OTTAWA – Prime Minister Justin Trudeau sought to ease tumultuous Canadian markets Friday, saying the country is well positioned to weather global uncertainty in the wake of the United Kingdom’s dramatic decision to leave the European Union.
The British vote to exit the EU had an immediate impact in the financial world, with the British pound plunging to its lowest level in three decades and world stock prices falling.
The S&P/TSX composite index was down 195.76 points at 13,935.62 just before midday as gains in the gold sector helped limit losses. The Canadian dollar was also down almost a cent to 77.40 cents U.S.
Trudeau said Canada shares deep historical ties and common values with the U.K. and the EU and will continue to build relationships with both as they forge a new relationship of their own.
“Canada’s connections to our partners around the world are among its greatest assets, and these relationships contribute greatly to the prosperity of all Canadians,” Trudeau said in a statement.
“Canada has tremendous economic fundamentals that we are strengthening with key investments in infrastructure and measures to grow our middle class. We are well positioned to weather global market uncertainty as we have done in the past.”
British Prime Minister David Cameron, who led the campaign to keep Britain in the EU, also said he would resign by October.
Trudeau thanked Cameron for being a close ally and good friend to Canada and wished him well.
Interim Conservative leader Rona Ambrose called Cameron a “courageous and principled leader” who is “strong enough to accept with grace the democratic will of those he leads.”
In a statement, Ambrose said the results showed the role a referendum can play when citizens are asked to determine critical questions about their country’s future — a subtle nod to her party’s persistent push for a referendum on Canadian electoral reform.

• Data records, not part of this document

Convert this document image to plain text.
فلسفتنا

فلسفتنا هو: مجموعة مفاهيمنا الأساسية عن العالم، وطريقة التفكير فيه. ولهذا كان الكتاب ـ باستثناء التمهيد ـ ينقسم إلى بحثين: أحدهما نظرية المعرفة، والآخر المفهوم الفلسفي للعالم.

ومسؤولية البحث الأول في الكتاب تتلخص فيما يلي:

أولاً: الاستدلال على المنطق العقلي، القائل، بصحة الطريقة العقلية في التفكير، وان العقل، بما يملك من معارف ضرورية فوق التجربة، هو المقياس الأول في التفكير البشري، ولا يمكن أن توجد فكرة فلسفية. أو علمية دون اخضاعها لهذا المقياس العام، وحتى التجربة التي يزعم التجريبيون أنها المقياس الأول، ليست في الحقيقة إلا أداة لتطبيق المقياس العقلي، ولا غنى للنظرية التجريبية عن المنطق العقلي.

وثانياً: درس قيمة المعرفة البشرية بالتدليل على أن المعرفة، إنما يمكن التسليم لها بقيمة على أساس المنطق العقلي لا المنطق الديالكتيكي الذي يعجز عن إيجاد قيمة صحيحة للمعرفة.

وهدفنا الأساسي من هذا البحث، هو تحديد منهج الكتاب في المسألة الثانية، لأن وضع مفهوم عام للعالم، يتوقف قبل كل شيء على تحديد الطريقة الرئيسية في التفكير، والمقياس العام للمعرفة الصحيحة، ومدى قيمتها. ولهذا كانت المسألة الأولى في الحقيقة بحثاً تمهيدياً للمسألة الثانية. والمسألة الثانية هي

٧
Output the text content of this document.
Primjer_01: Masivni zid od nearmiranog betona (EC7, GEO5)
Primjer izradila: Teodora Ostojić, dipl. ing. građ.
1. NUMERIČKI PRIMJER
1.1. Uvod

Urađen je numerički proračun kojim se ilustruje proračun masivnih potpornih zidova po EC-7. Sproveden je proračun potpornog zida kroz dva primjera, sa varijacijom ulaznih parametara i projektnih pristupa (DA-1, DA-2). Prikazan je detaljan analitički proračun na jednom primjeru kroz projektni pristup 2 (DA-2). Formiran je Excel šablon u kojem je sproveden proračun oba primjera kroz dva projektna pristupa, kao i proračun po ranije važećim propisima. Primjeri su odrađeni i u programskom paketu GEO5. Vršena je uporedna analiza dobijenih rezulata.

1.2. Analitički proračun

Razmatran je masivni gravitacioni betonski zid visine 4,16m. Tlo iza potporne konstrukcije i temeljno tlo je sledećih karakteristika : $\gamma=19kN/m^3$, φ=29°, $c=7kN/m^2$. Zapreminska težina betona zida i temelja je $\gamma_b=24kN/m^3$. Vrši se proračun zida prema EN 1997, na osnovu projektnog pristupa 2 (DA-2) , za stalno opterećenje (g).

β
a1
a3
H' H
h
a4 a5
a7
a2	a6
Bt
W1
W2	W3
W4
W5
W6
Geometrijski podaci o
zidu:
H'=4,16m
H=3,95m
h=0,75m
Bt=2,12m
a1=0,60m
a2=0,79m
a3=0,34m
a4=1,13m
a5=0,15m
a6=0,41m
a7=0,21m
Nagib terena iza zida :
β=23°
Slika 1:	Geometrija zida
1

She also called on the government to quickly ratify the Canada-EU free trade agreement so “it does not become a casualty of a period of uncertainty in Europe.”
International Trade Minister Chrystia Freeland spoke earlier Friday with the EU trade commissioner about the free trade deal the two sides are working on finalizing. In a statement, Freeland said Canada remains committed to growing global trade.
How that will work with the U.K. is unclear. The country will likely be part of the EU when the trade pact is expected to be ratified in 2017, but once it leaves, Canada may have to negotiate a new deal with Britain.
“Millions of Canadians have strong, personal connections with the United Kingdom and it is one of Canada’s top trading partners globally. We want Britain to succeed and prosper, and — as we have said all along — we will continue to be a friend, partner, and ally,” Freeland said.
The prime minister, Foreign Affairs Minister Stephane Dion, Finance Minister Bill Morneau and former Conservative prime minister Brian Mulroney had all spoken out in favour of Britain remaining in the EU prior to Thursday’s referendum.
Conservative MP Jason Kenney took to Twitter to chide Trudeau for wading into the referendum, calling it a “terrible, short-sighted gaffe.”
Liberal MP Hedy Fry tweeted that the vote — along with calls in other European nations like France, Italy and the Netherlands to hold their own EU exit referendums — “signals the demise of EU & of security and stability regionally and globally.”
NDP MP Niki Ashton commented that the referendum calls were a sign of “the disturbing rise of the far right.”
Green party Leader Elizabeth May tweeted that she was proud of the Greens in the U.K. who campaigned for the remain side, calling the results “shattering.”
Conservative MP Michelle Rempel wrote that Canada “will have many roles to play” in maintaining political stability in Europe.
“I think related Canadian policy will have to be nimble and smart to navigate these uncharted waters.”
NDP MP Ruth Ellen Brosseau tweeted her reaction in the form of an animation of a music video by the band Weezer along with the song’s four-word title: “Say it ain’t so.”